Published online Sep 26, 2021. doi: 10.4252/wjsc.v13.i9.1177
Peer-review started: March 1, 2021
First decision: April 19, 2021
Revised: May 3, 2021
Accepted: August 9, 2021
Article in press: August 9, 2021
Published online: September 26, 2021
Processing time: 201 Days and 2 Hours
At the core of regenerative medicine lies the expectation of repair or replacement of damaged tissues or whole organs. Donor scarcity and transplant rejection are major obstacles, and exactly the obstacles that stem cell‐based therapy promises to overcome. These therapies demand a comprehensive understanding of the asymmetric division of stem cells, i.e. their ability to produce cells with identical potency or differentiated cells. It is believed that with better understanding, researchers will be able to direct stem cell differentiation. Here, we describe extraordinary advances in manipulating stem cell fate that show that we need to focus on the centrosome and the centrosome-derived primary cilium. This belief comes from the fact that this organelle is the vehicle that coordinates the asymmetric division of stem cells. This is supported by studies that report the significant role of the centrosome/cilium in orchestrating signaling pathways that dictate stem cell fate. We anticipate that there is sufficient evidence to place this organelle at the center of efforts that will shape the future of regenerative medicine.

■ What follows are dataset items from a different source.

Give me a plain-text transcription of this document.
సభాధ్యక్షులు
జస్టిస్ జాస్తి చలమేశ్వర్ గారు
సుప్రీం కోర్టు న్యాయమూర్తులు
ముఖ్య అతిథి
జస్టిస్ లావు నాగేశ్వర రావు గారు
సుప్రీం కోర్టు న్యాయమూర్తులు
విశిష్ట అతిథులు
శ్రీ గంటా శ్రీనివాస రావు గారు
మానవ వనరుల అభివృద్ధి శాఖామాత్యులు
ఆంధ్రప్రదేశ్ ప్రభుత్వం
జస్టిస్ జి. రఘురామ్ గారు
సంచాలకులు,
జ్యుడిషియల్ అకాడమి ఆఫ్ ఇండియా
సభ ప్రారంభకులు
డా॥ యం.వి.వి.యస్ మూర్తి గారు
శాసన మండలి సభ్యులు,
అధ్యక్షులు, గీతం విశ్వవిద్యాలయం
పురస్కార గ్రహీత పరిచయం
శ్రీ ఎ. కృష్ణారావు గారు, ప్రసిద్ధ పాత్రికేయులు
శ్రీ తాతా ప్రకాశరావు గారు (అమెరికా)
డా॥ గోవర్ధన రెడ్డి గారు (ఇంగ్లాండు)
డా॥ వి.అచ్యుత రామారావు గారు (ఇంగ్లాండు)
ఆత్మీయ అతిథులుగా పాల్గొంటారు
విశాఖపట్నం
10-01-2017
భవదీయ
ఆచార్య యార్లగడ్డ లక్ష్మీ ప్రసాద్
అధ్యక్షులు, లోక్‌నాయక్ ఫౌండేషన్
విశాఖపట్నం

Core Tip: It is believed that the major difficulties that regenerative medicine currently faces are exactly those expected to be resolved by stem cell therapies, which require a comprehensive understanding of the asymmetric division of stem cells, in order to be able to manipulate their fate. Here, we review studies that prove that the centrosome and centrosome-derived primary cilium provide an excellent vehicle for the asymmetric distribution of the determinants of cell fate. We are anticipating that the evidence is sufficient to place this organelle at the center of efforts that will shape the future of regenerative medicine.